5. Vacuum Casting (Urethane Casting)
While not technically injection molding, vacuum casting is frequently used as a complementary pre-production process, particularly when quantities are too small to justify even an aluminum injection mold. It is ideal for functional prototypes, appearance models, and very small production runs.
How It Works
A master pattern is produced using SLA or SLS 3D printing
The master is used to create a silicone mold
Liquid polyurethane resin is poured into the silicone mold under vacuum
The cured part is removed; the silicone mold can typically yield 15 – 25 copies
Vacuum Casting vs. Rapid Injection Molding
Factor | Vacuum Casting | Rapid Injection Molding |
Tooling cost | Very low (~$300 – $800) | Medium ($1,500 – $8,000) |
Lead time | 1 – 2 weeks | 2 – 4 weeks |
Qty per tool | 15 – 25 parts | 1,000 – 100,000+ |
Material match | Urethane (similar to ABS/PP) | Exact production material |
Best for | < 50 parts, visual models | Functional pre-production parts |
Comparison Summary
Use the table below to quickly identify the most suitable process for your project.

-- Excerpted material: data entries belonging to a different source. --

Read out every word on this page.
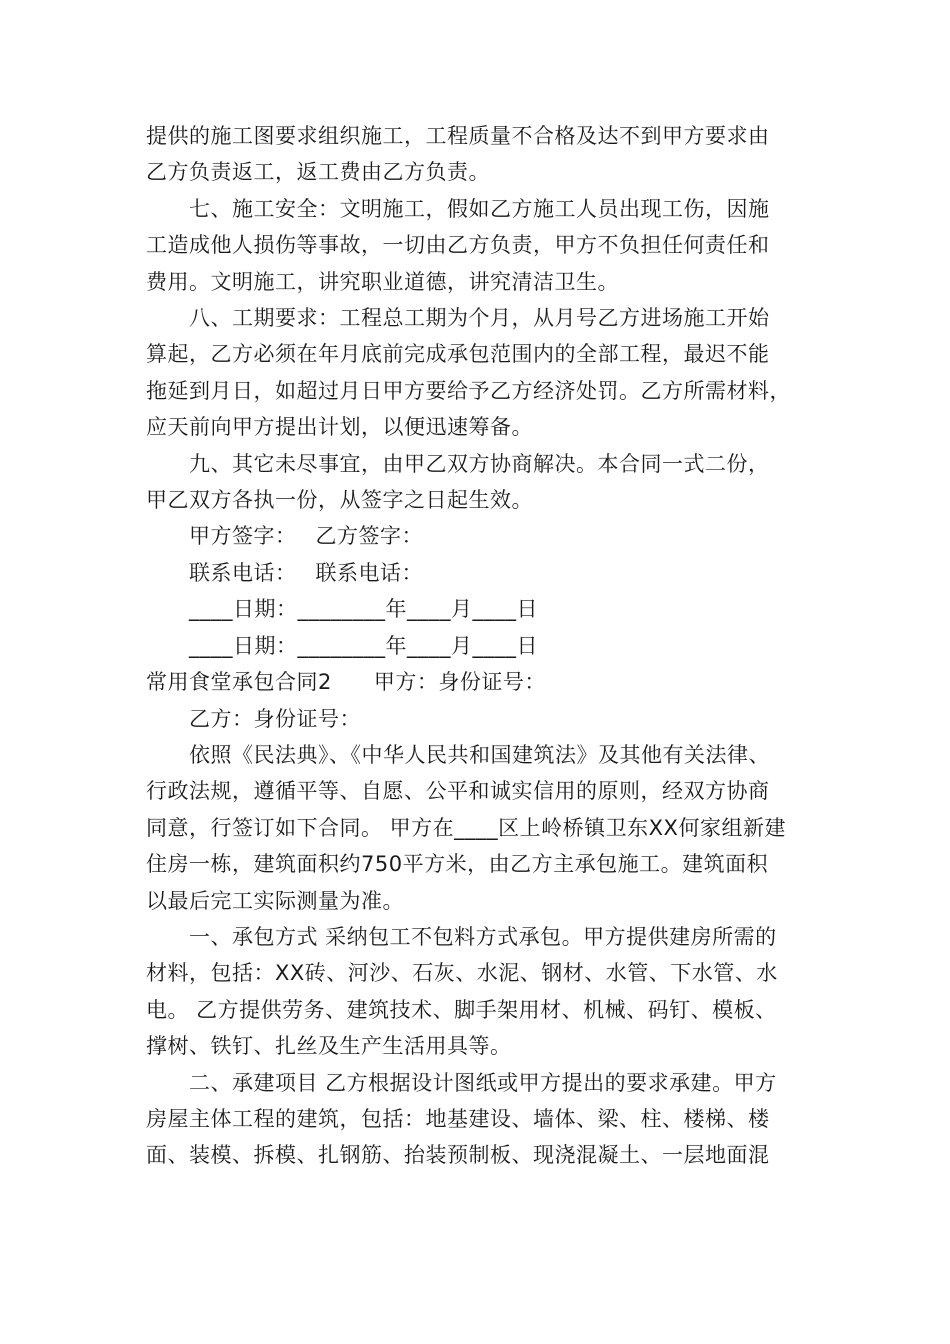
提供的施工图要求组织施工，工程质量不合格及达不到甲方要求由

乙方负责返工，返工费由乙方负责。

七、施工安全：文明施工，假如乙方施工人员出现工伤，因施

工造成他人损伤等事故，一切由乙方负责，甲方不负担任何责任和

费用。文明施工，讲究职业道德，讲究清洁卫生。

八、工期要求：工程总工期为个月，从月号乙方进场施工开始

算起，乙方必须在年月底前完成承包范围内的全部工程，最迟不能

拖延到月日，如超过月日甲方要给予乙方经济处罚。乙方所需材料，

应天前向甲方提出计划，以便迅速筹备。

九、其它未尽事宜，由甲乙双方协商解决。本合同一式二份，

甲乙双方各执一份，从签字之日起生效。

甲方签字： 乙方签字：

联系电话： 联系电话：

____日期：________年____月____日

____日期：________年____月____日

常用食堂承包合同2 甲方：身份证号：

乙方：身份证号：

依照《民法典》、《中华人民共和国建筑法》及其他有关法律、

行政法规，遵循平等、自愿、公平和诚实信用的原则，经双方协商

同意，行签订如下合同。 甲方在____区上岭桥镇卫东XX何家组新建

住房一栋，建筑面积约750平方米，由乙方主承包施工。建筑面积

以最后完工实际测量为准。

一、承包方式 采纳包工不包料方式承包。甲方提供建房所需的

材料，包括：XX砖、河沙、石灰、水泥、钢材、水管、下水管、水

电。 乙方提供劳务、建筑技术、脚手架用材、机械、码钉、模板、

撑树、铁钉、扎丝及生产生活用具等。

二、承建项目 乙方根据设计图纸或甲方提出的要求承建。甲方

房屋主体工程的建筑，包括：地基建设、墙体、梁、柱、楼梯、楼

面、装模、拆模、扎钢筋、抬装预制板、现浇混凝土、一层地面混
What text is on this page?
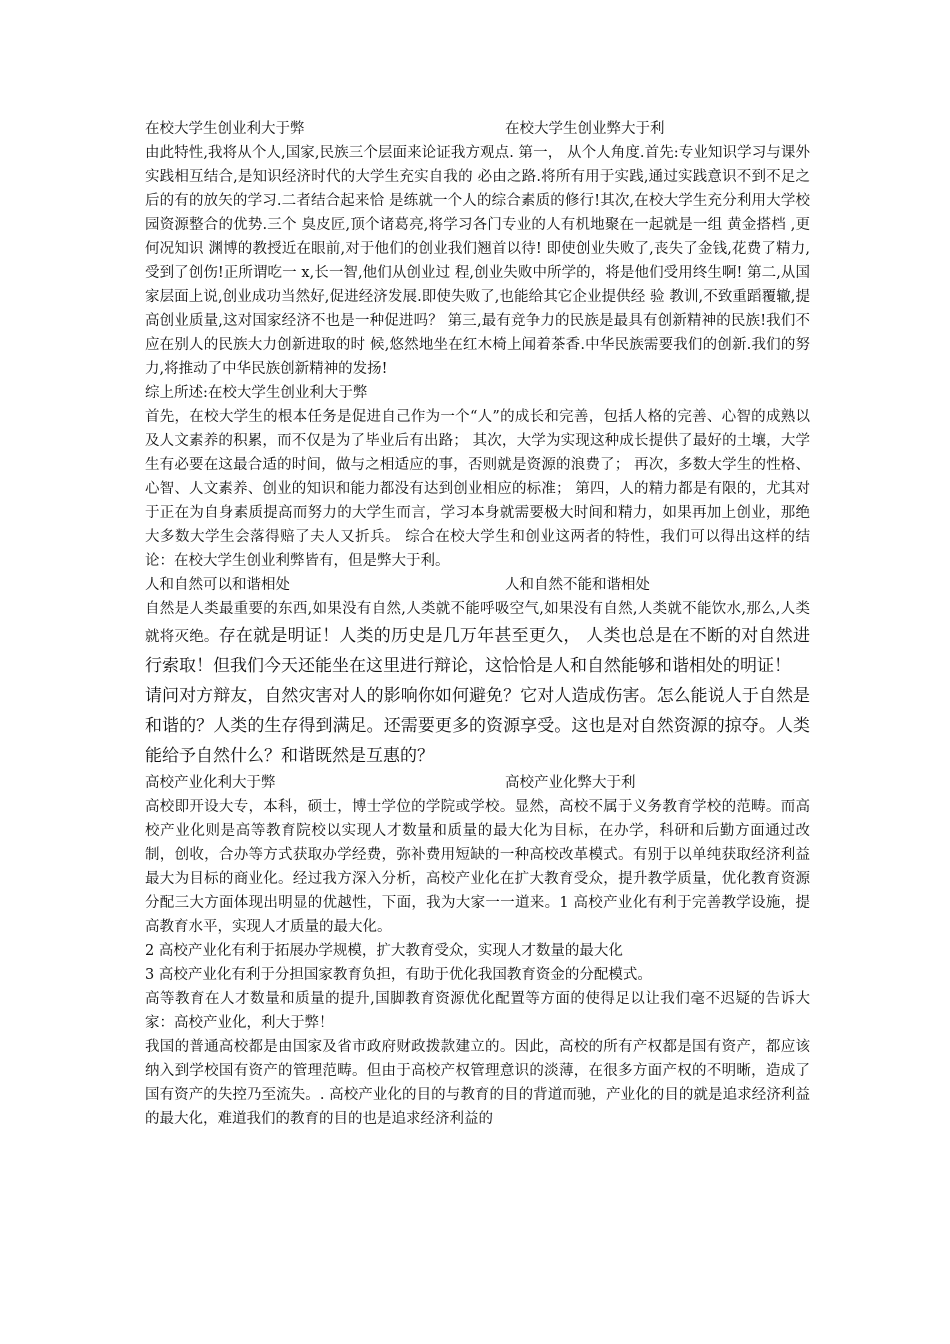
在校大学生创业利大于弊	在校大学生创业弊大于利

由此特性,我将从个人,国家,民族三个层面来论证我方观点. 第一， 从个人角度.首先:专业知识学习与课外实践相互结合,是知识经济时代的大学生充实自我的 必由之路.将所有用于实践,通过实践意识不到不足之后的有的放矢的学习.二者结合起来恰 是练就一个人的综合素质的修行!其次,在校大学生充分利用大学校园资源整合的优势.三个 臭皮匠,顶个诸葛亮,将学习各门专业的人有机地聚在一起就是一组 黄金搭档 ,更何况知识 渊博的教授近在眼前,对于他们的创业我们翘首以待! 即使创业失败了,丧失了金钱,花费了精力,受到了创伤!正所谓吃一 x,长一智,他们从创业过 程,创业失败中所学的，将是他们受用终生啊! 第二,从国家层面上说,创业成功当然好,促进经济发展.即使失败了,也能给其它企业提供经 验 教训,不致重蹈覆辙,提高创业质量,这对国家经济不也是一种促进吗？ 第三,最有竞争力的民族是最具有创新精神的民族!我们不应在别人的民族大力创新进取的时 候,悠然地坐在红木椅上闻着茶香.中华民族需要我们的创新.我们的努力,将推动了中华民族创新精神的发扬!

综上所述:在校大学生创业利大于弊

首先，在校大学生的根本任务是促进自己作为一个“人”的成长和完善，包括人格的完善、心智的成熟以及人文素养的积累，而不仅是为了毕业后有出路； 其次，大学为实现这种成长提供了最好的土壤，大学生有必要在这最合适的时间，做与之相适应的事，否则就是资源的浪费了； 再次，多数大学生的性格、心智、人文素养、创业的知识和能力都没有达到创业相应的标准； 第四，人的精力都是有限的，尤其对于正在为自身素质提高而努力的大学生而言，学习本身就需要极大时间和精力，如果再加上创业，那绝大多数大学生会落得赔了夫人又折兵。 综合在校大学生和创业这两者的特性，我们可以得出这样的结论：在校大学生创业利弊皆有，但是弊大于利。

人和自然可以和谐相处	人和自然不能和谐相处

自然是人类最重要的东西,如果没有自然,人类就不能呼吸空气,如果没有自然,人类就不能饮水,那么,人类就将灭绝。存在就是明证！人类的历史是几万年甚至更久， 人类也总是在不断的对自然进行索取！但我们今天还能坐在这里进行辩论，这恰恰是人和自然能够和谐相处的明证！

请问对方辩友，自然灾害对人的影响你如何避免？它对人造成伤害。怎么能说人于自然是和谐的？人类的生存得到满足。还需要更多的资源享受。这也是对自然资源的掠夺。人类能给予自然什么？和谐既然是互惠的？

高校产业化利大于弊	高校产业化弊大于利

高校即开设大专，本科，硕士，博士学位的学院或学校。显然，高校不属于义务教育学校的范畴。而高校产业化则是高等教育院校以实现人才数量和质量的最大化为目标，在办学，科研和后勤方面通过改制，创收，合办等方式获取办学经费，弥补费用短缺的一种高校改革模式。有别于以单纯获取经济利益最大为目标的商业化。经过我方深入分析，高校产业化在扩大教育受众，提升教学质量，优化教育资源分配三大方面体现出明显的优越性，下面，我为大家一一道来。1 高校产业化有利于完善教学设施，提高教育水平，实现人才质量的最大化。

2 高校产业化有利于拓展办学规模，扩大教育受众，实现人才数量的最大化

3 高校产业化有利于分担国家教育负担，有助于优化我国教育资金的分配模式。

高等教育在人才数量和质量的提升,国脚教育资源优化配置等方面的使得足以让我们毫不迟疑的告诉大家：高校产业化，利大于弊！

我国的普通高校都是由国家及省市政府财政拨款建立的。因此，高校的所有产权都是国有资产，都应该纳入到学校国有资产的管理范畴。但由于高校产权管理意识的淡薄，在很多方面产权的不明晰，造成了国有资产的失控乃至流失。. 高校产业化的目的与教育的目的背道而驰，产业化的目的就是追求经济利益的最大化，难道我们的教育的目的也是追求经济利益的
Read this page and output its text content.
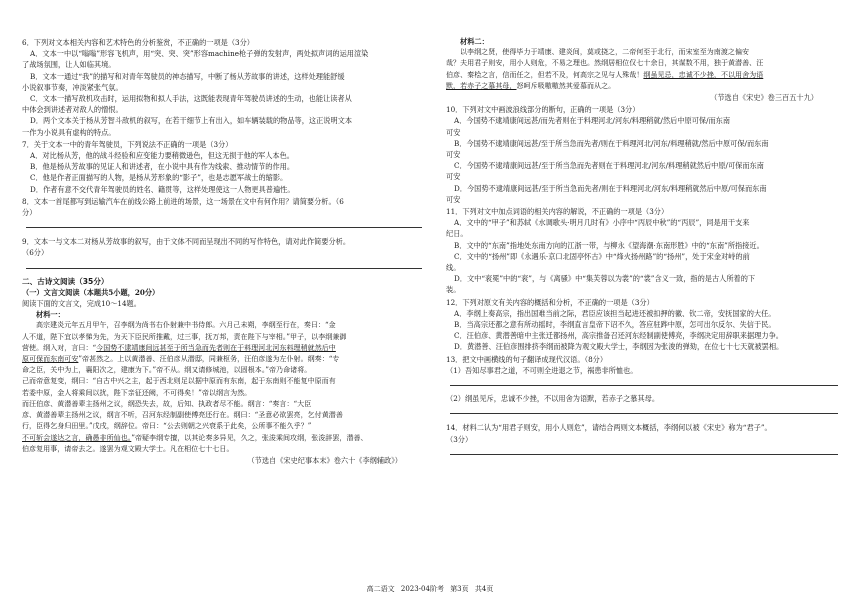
6．下列对文本相关内容和艺术特色的分析鉴赏，不正确的一项是（3分）

A．文本一中以“嗡嗡”形容飞机声，用“突、突、突”形容machine枪子弹的发射声，两处拟声词的运用渲染

了战场氛围，让人如临其境。

B．文本一通过“我”的描写和对青年驾驶员的神态描写，中断了杨从芳故事的讲述，这样处理能舒缓

小说叙事节奏，冲淡紧张气氛。

C．文本一描写敌机攻击时，运用拟物和拟人手法，这既能表现青年驾驶员讲述的生动，也能让读者从

中体会到讲述者对敌人的憎恨。

D．两个文本关于杨从芳智斗敌机的叙写，在若干细节上有出入，如车辆装载的物品等，这正说明文本

一作为小说具有虚构的特点。

7．关于文本一中的青年驾驶员，下列说法不正确的一项是（3分）

A．对比杨从芳，他的战斗经验和应变能力要稍微逊色，但这无损于他的军人本色。

B．他是杨从芳故事的见证人和讲述者，在小说中具有作为线索、推动情节的作用。

C．他是作者正面描写的人物，是杨从芳形象的“影子”，也是志愿军战士的缩影。

D．作者有意不交代青年驾驶员的姓名、籍贯等，这样处理使这一人物更具普遍性。

8．文本一首尾都写到运输汽车在前线公路上前进的场景，这一场景在文中有何作用？请简要分析。（6

分）

9．文本一与文本二对杨从芳故事的叙写，由于文体不同而呈现出不同的写作特色，请对此作简要分析。

（6分）

二、古诗文阅读（35分）

（一）文言文阅读（本题共5小题，20分）

阅读下面的文言文，完成10～14题。

材料一：

高宗建炎元年五月甲午，召李纲为尚书右仆射兼中书侍郎。六月己未朔，李纲至行在，奏曰：“金

人不道，陛下宜以孝悌为先，为天下臣民所推戴，过三事，抚万邦，责在陛下与宰相。”甲子，以李纲兼御

营使。纲入对，言曰：“今国势不逮靖康间远甚至于所当急而先者则在于料理河北河东料理稍就然后中

原可保而东南可安”帝甚然之。上以黄潜善、汪伯彦从潜邸，同兼枢务，汪伯彦遂为左仆射。纲奏：“专

命之臣，关中为上，襄阳次之，建康为下。”帝不从。纲又请修城池，以固根本。”帝乃命诸将。

己而帝意复变，纲曰：“自古中兴之主，起于西北则足以据中原而有东南，起于东南则不能复中原而有

若委中原，金人将乘间以扰，陛下亲征还阙，不可得矣！”帝以纲言为然。

而汪伯彦、黄潜善辈主扬州之议，纲恐失去，故，后知、执政者尽不能。纲言：“奏言：“大臣

彦、黄潜善辈主扬州之议，纲言不听，召河东经制副使傅亮还行在。纲曰：“圣意必欲罢亮，乞付黄潜善

行，臣得乞身归田里。”戊戌，纲辞位。帝曰：“公去则朝之兴衰系于此矣，公所事不能久乎？”

不可斩会遂达之言，确愚非所仙也。”帝疑李纲专擅，以其论奏多异见，久之，张浚乘间攻纲，张浚辞罢，潜善、

伯彦复用事，请帝去之。遂罢为观文殿大学士。凡在相位七十七日。

（节选自《宋史纪事本末》卷六十《李纲辅政》）

材料二：

以李纲之贤，使得毕力于靖康、建炎间，莫或挠之，二帝何至于北行，而宋室至为南渡之偏安

哉？夫用君子则安，用小人则危，不易之理也。然纲居相位仅七十余日，其谋数不用，独于黄潜善、汪

伯彦、秦桧之言，信而任之，但若不及，何高宗之见与人殊哉！纲虽见忌，忠诚不少挫，不以用舍为语

默，若赤子之慕其母，怒呵斥吸嗷嗷然其爱慕而从之。

（节选自《宋史》卷三百五十九）

10．下列对文中画波浪线部分的断句，正确的一项是（3分）

A．今国势不逮靖康间远甚/而先者则在于料理河北/河东/料理稍就/然后中原可保/而东南

可安

B．今国势不逮靖康间远甚/至于所当急而先者/则在于料理河北/河东/料理稍就/然后中原可保/而东南

可安

C．今国势不逮靖康间远甚/至于所当急而先者则在于料理河北/河东/料理稍就然后中原/可保而东南

可安

D．今国势不逮靖康间远甚/至于所当急而先者/则在于料理河北/河东/料理稍就然后中原/可保而东南

可安

11．下列对文中加点词语的相关内容的解说，不正确的一项是（3分）

A．文中的“甲子”和苏轼《水调歌头·明月几时有》小序中“丙辰中秋”的“丙辰”，同是用干支来

纪日。

B．文中的“东南”指地处东南方向的江浙一带，与柳永《望海潮·东南形胜》中的“东南”所指接近。

C．文中的“扬州”即《永遇乐·京口北固亭怀古》中“烽火扬州路”的“扬州”，处于宋金对峙的前

线。

D．文中“衮冕”中的“衮”，与《离骚》中“集芙蓉以为裳”的“裳”含义一致，指的是古人所着的下

装。

12．下列对原文有关内容的概括和分析，不正确的一项是（3分）

A．李纲上奏高宗，指出国难当前之际，君臣应该担当起进还被扣押的徽、钦二帝，安抚国家的大任。

B．当高宗还都之意有所动摇时，李纲直言皇帝下诏不久，答应驻跸中原，怎可出尔反尔、失信于民。

C．汪伯彦、黄潜善暗中主张迁都扬州，高宗推备召还河东经制副使傅亮，李纲决定用辞职来据理力争。

D．黄潜善、汪伯彦围排挤李纲而被降为观文殿大学士，李纲因为张浚的弹劾，在位七十七天就被罢相。

13．把文中画横线的句子翻译成现代汉语。（8分）

（1）吾知尽事君之道，不可则全进退之节，祸患非所恤也。

（2）纲虽见斥，忠诚不少挫，不以用舍为语默，若赤子之慕其母。

14．材料二认为“用君子则安，用小人则危”，请结合两则文本概括，李纲何以被《宋史》称为“君子”。

（3分）

高二语文 2023-04阶考 第3页 共4页
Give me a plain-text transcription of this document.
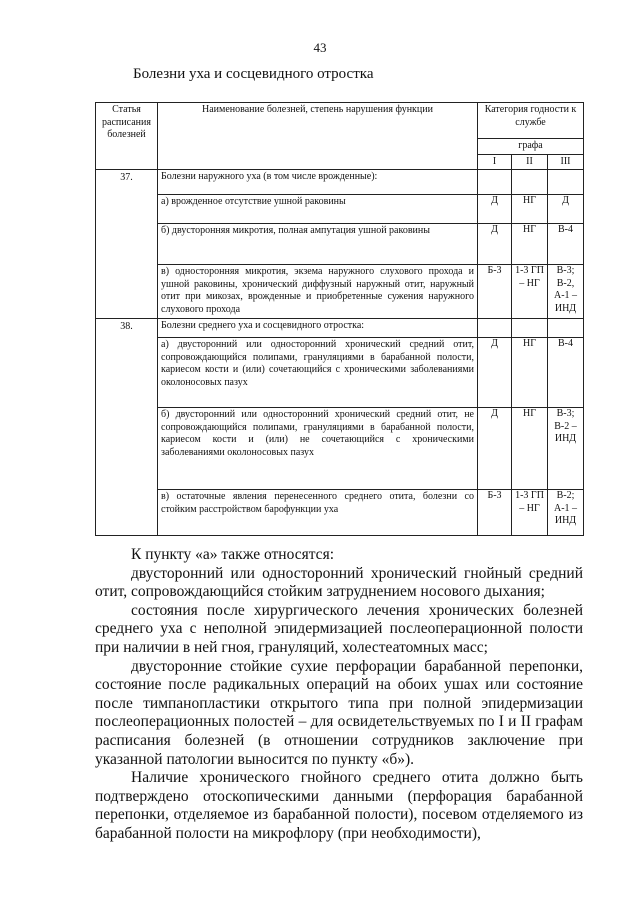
43
Болезни уха и сосцевидного отростка
Статья расписания болезней	Наименование болезней, степень нарушения функции	Категория годности к службе		
		графа		
		I	II	III
37.	Болезни наружного уха (в том числе врожденные):			
	а) врожденное отсутствие ушной раковины	Д	НГ	Д
	б) двусторонняя микротия, полная ампутация ушной раковины	Д	НГ	В-4
	в) односторонняя микротия, экзема наружного слухового прохода и ушной раковины, хронический диффузный наружный отит, наружный отит при микозах, врожденные и приобретенные сужения наружного слухового прохода	Б-3	1-3 ГП – НГ	В-3; В-2, А-1 – ИНД
38.	Болезни среднего уха и сосцевидного отростка:			
	а) двусторонний или односторонний хронический средний отит, сопровождающийся полипами, грануляциями в барабанной полости, кариесом кости и (или) сочетающийся с хроническими заболеваниями околоносовых пазух	Д	НГ	В-4
	б) двусторонний или односторонний хронический средний отит, не сопровождающийся полипами, грануляциями в барабанной полости, кариесом кости и (или) не сочетающийся с хроническими заболеваниями околоносовых пазух	Д	НГ	В-3; В-2 – ИНД
	в) остаточные явления перенесенного среднего отита, болезни со стойким расстройством барофункции уха	Б-3	1-3 ГП – НГ	В-2; А-1 – ИНД

К пункту «а» также относятся:

двусторонний или односторонний хронический гнойный средний отит, сопровождающийся стойким затруднением носового дыхания;

состояния после хирургического лечения хронических болезней среднего уха с неполной эпидермизацией послеоперационной полости при наличии в ней гноя, грануляций, холестеатомных масс;

двусторонние стойкие сухие перфорации барабанной перепонки, состояние после радикальных операций на обоих ушах или состояние после тимпанопластики открытого типа при полной эпидермизации послеоперационных полостей – для освидетельствуемых по I и II графам расписания болезней (в отношении сотрудников заключение при указанной патологии выносится по пункту «б»).

Наличие хронического гнойного среднего отита должно быть подтверждено отоскопическими данными (перфорация барабанной перепонки, отделяемое из барабанной полости), посевом отделяемого из барабанной полости на микрофлору (при необходимости),
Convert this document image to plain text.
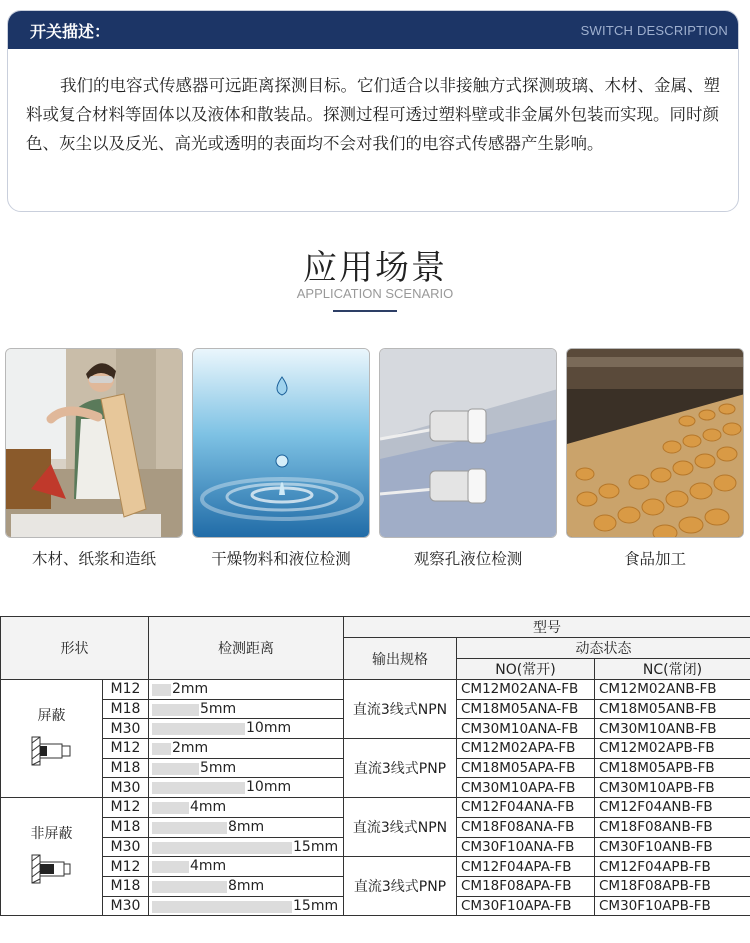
开关描述：	SWITCH DESCRIPTION
我们的电容式传感器可远距离探测目标。它们适合以非接触方式探测玻璃、木材、金属、塑料或复合材料等固体以及液体和散装品。探测过程可透过塑料壁或非金属外包装而实现。同时颜色、灰尘以及反光、高光或透明的表面均不会对我们的电容式传感器产生影响。
应用场景
APPLICATION SCENARIO
木材、纸浆和造纸	干燥物料和液位检测	观察孔液位检测	食品加工
形状		检测距离	型号		
			输出规格	动态状态	
				NO(常开)	NC(常闭)

屏蔽	M12	2mm	直流3线式NPN	CM12M02ANA-FB	CM12M02ANB-FB
	M18	5mm		CM18M05ANA-FB	CM18M05ANB-FB
	M30	10mm		CM30M10ANA-FB	CM30M10ANB-FB
	M12	2mm	直流3线式PNP	CM12M02APA-FB	CM12M02APB-FB
	M18	5mm		CM18M05APA-FB	CM18M05APB-FB
	M30	10mm		CM30M10APA-FB	CM30M10APB-FB

非屏蔽	M12	4mm	直流3线式NPN	CM12F04ANA-FB	CM12F04ANB-FB
	M18	8mm		CM18F08ANA-FB	CM18F08ANB-FB
	M30	15mm		CM30F10ANA-FB	CM30F10ANB-FB
	M12	4mm	直流3线式PNP	CM12F04APA-FB	CM12F04APB-FB
	M18	8mm		CM18F08APA-FB	CM18F08APB-FB
	M30	15mm		CM30F10APA-FB	CM30F10APB-FB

Process | Min Qty | Lead Time | Tooling Cost | Best For |
Rapid Tooling | 100+ | 1 – 4 weeks | Low–Medium | Bridge to production |
Overmolding | 500+ | 3 – 5 weeks | Medium | Multi-material parts |
Insert Molding | 500+ | 2 – 4 weeks | Medium | Metal-plastic assemblies |
Low-Volume Mold | 100+ | 2 – 4 weeks | Low–Medium | Small batch production |
Vacuum Casting | 10+ | 1 – 2 weeks | Very Low | Pre-production models |
How to Choose the Right Process
The right process depends on three main factors: the quantity you need, how close the parts must match final production specs, and your budget for tooling. Use these guidelines as a starting point:
Under 50 parts → Vacuum casting is almost always the most cost-effective option
50 – 500 parts needing production-grade material → Rapid aluminum tooling
Parts requiring metal inserts → Insert molding, regardless of volume
Parts needing soft-touch surfaces or multi-material design → Overmolding
500 – 10,000 parts as a stepping stone to mass production → Low-volume molding with MUD tooling
10,000+ parts → Transition to P20 or hardened H13 steel production tooling
If you are unsure which process fits your project, sharing your part design, target quantity, and production timeline with a manufacturing partner is the fastest way to get an accurate recommendation and cost estimate.